Zhao, H., University of Illinois at Urbana Champaign

It has been estimated that malaria kills over half a million people annually.  As resistance to current anti-malarial therapeutics spreads, new compounds to treat malaria are increasingly needed. One promising compound is FR900098, a naturally occurring phosphonate. This molecule mimics 1-deoxy-D-xylulose 5-phosphate (DOXP) of the non-mevalonate pathway, blocking essential isoprenoid synthesis in the malaria causing protozoan Plasmodium falciparum while not affecting the alternate isoprenoid pathway in humans. Due to limitations in both chemical synthesis and biosynthetic methods for FR900098 production, this potential therapeutic has yet to be considered for widespread use. Fermentation in the natural producer, Streptomyces rubellomurinus, yielded titers of 22.5 mg/L, and initial expression of the gene cluster in Escherichia coli led to an even lower production of 6 mg/L.  Several factors lead to less than optimal bioproduction of FR900098, including unfavorable thermodynamics, toxic intermediates, and diversion of substrates to dead-end byproducts. Due to these complications and the difficulty of detecting the pathway intermediates, to optimize the pathway a combinatorial library construction and screening was applied. To achieve high assembly efficiency for the combinatorial library, the construction was broken down into two rounds of Golden Gate assembly.
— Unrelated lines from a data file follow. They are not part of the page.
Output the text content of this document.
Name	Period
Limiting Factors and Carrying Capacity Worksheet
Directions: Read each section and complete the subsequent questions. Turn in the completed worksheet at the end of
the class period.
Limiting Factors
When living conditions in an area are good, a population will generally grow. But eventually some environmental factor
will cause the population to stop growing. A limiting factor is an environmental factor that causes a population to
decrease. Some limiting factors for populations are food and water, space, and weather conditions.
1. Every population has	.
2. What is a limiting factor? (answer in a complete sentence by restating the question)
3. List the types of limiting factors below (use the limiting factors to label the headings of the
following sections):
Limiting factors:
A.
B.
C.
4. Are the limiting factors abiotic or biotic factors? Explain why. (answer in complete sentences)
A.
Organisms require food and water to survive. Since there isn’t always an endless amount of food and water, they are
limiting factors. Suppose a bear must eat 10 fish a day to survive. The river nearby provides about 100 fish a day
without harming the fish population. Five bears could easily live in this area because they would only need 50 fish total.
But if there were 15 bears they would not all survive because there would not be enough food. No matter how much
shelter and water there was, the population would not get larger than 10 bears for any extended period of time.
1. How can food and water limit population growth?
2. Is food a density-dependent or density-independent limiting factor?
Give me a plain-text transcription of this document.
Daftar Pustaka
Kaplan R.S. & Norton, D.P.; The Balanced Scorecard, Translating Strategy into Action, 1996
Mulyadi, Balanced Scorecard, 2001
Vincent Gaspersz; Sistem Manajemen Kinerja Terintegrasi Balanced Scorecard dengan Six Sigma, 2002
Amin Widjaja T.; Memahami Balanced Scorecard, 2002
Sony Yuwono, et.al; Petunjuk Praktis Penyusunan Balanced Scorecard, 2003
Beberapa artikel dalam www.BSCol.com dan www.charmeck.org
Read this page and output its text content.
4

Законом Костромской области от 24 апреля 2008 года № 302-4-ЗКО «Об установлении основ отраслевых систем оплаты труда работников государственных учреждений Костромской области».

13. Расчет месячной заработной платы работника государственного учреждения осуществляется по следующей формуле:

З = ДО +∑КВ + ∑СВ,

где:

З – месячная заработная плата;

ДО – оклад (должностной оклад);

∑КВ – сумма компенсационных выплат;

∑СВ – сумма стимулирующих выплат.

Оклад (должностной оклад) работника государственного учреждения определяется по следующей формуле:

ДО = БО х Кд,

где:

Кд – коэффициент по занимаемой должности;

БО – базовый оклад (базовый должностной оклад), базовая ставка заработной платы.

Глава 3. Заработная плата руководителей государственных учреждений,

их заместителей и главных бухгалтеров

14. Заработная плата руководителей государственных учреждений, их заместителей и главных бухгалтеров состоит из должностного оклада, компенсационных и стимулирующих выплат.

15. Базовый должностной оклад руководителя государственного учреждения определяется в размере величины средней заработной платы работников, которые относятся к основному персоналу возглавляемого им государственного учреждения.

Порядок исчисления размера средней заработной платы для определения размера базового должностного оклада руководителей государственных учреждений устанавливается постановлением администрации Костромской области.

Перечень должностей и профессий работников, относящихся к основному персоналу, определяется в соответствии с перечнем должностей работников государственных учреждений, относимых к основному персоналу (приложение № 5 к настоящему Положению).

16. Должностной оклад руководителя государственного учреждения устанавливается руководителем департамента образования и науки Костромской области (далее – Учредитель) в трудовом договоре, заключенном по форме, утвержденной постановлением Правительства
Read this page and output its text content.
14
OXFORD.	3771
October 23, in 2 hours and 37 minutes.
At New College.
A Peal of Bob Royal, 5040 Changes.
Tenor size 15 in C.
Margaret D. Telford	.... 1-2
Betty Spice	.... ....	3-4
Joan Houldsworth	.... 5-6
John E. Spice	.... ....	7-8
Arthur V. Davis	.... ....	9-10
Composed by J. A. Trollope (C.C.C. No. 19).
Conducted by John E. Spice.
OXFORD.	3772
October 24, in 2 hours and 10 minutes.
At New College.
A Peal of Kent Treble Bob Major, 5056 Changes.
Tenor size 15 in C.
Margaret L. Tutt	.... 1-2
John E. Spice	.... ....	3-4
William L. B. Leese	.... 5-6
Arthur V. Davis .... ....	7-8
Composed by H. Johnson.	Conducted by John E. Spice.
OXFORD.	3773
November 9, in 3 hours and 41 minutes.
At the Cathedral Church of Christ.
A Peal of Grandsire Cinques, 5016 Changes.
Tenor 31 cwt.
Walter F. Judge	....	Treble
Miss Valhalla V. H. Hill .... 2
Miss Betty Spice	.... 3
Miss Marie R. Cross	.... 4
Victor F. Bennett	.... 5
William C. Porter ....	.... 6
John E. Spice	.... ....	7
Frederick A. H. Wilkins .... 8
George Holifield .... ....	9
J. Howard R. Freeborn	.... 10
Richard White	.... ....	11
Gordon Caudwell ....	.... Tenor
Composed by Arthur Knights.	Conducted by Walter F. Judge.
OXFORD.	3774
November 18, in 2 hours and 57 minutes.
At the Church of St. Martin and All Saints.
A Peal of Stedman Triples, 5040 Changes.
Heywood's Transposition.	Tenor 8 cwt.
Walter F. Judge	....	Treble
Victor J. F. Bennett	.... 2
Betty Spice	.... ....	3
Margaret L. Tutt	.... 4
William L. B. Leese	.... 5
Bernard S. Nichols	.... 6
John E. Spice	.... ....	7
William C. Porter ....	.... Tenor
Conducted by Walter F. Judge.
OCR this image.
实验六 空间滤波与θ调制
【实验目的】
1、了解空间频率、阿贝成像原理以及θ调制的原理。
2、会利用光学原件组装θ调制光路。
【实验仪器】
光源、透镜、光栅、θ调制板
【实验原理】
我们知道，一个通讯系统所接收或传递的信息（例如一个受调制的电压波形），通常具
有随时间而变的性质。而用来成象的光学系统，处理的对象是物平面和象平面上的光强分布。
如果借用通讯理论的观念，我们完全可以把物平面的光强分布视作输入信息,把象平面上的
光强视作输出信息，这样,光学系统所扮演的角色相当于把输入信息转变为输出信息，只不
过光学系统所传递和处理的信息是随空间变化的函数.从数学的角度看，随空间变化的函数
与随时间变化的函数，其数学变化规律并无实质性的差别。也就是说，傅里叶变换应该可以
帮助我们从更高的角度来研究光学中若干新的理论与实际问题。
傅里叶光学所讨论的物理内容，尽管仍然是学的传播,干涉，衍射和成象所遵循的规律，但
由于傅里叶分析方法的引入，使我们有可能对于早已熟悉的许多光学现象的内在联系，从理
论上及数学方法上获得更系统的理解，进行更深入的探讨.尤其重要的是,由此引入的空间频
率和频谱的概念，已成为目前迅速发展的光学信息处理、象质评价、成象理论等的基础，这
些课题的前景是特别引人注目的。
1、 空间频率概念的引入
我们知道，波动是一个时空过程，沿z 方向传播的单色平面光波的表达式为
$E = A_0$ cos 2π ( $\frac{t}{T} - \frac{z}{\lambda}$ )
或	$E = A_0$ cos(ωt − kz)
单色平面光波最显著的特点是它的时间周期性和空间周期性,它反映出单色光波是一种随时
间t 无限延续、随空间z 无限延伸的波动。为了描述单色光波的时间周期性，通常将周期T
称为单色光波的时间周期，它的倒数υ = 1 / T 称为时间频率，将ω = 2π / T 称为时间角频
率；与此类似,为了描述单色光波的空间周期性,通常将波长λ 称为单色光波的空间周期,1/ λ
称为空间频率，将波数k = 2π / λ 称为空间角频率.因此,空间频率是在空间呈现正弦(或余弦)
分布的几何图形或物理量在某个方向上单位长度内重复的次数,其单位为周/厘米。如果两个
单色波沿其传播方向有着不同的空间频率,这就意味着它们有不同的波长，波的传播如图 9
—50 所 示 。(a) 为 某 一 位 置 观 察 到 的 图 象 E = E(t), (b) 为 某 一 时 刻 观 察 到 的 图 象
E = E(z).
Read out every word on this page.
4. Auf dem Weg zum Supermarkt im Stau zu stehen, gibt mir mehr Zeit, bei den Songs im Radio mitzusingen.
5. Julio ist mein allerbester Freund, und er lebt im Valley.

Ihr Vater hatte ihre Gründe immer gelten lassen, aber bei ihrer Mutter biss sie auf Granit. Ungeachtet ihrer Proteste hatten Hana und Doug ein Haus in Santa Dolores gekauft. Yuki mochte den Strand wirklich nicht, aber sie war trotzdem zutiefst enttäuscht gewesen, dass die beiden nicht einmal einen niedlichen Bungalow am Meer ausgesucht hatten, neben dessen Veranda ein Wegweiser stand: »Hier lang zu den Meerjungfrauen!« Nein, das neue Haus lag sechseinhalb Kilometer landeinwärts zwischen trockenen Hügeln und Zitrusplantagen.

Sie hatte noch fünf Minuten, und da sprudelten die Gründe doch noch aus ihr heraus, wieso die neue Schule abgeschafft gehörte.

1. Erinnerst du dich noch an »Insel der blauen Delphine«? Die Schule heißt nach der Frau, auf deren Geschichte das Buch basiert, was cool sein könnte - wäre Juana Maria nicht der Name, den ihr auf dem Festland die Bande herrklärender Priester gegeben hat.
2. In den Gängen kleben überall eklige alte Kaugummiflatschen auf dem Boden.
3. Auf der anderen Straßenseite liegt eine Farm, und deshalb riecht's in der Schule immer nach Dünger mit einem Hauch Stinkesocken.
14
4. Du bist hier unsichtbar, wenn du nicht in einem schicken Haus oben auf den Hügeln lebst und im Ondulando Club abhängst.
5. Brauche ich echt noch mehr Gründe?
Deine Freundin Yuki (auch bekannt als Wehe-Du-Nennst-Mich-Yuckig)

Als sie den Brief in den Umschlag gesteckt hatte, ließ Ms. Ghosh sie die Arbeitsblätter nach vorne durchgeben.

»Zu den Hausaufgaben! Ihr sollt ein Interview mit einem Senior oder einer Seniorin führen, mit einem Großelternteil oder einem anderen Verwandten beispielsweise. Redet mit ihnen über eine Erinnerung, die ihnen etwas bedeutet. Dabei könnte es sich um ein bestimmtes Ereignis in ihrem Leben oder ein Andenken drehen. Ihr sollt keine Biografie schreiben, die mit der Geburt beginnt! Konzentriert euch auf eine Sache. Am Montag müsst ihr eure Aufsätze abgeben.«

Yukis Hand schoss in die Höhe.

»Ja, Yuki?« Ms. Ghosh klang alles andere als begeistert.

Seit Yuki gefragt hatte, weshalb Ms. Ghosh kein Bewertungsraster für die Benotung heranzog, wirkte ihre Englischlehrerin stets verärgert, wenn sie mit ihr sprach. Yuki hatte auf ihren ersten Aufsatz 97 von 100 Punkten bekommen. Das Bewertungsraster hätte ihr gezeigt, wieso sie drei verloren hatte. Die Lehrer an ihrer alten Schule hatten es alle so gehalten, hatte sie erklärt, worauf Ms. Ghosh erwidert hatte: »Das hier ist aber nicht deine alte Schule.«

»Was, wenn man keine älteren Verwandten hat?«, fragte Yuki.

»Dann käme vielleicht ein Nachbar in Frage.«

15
In this library, expression of each of the eight biosynthetic genes and the FR900098 immunity gene was modulated with promoters of four strengths, leading to a library size of 49 or 262,144. The library was screened by feeding the supernatants to an E. coli strain susceptible to FR900098 and measuring the resulting cell density.  Since each screening can only accommodate less than 1% of the theoretical library, a searching strategy was implemented by building subsequent libraries enriched in promoter assignments found in the previous library’s optimal strain. After two rounds of screening, a strain was found to produce over 50 mg/L FR900098 with a third round of screening yielding no significantly improved strains. In addition to pathway engineering, strain engineering methods are underway. Since each molecule of FR900098 requires one phosphoenol pyruvate and two acetyl-CoA molecules as substrates, gene knockout and knockdown of enzymes associated with these two metabolite pools are being implemented with promising results.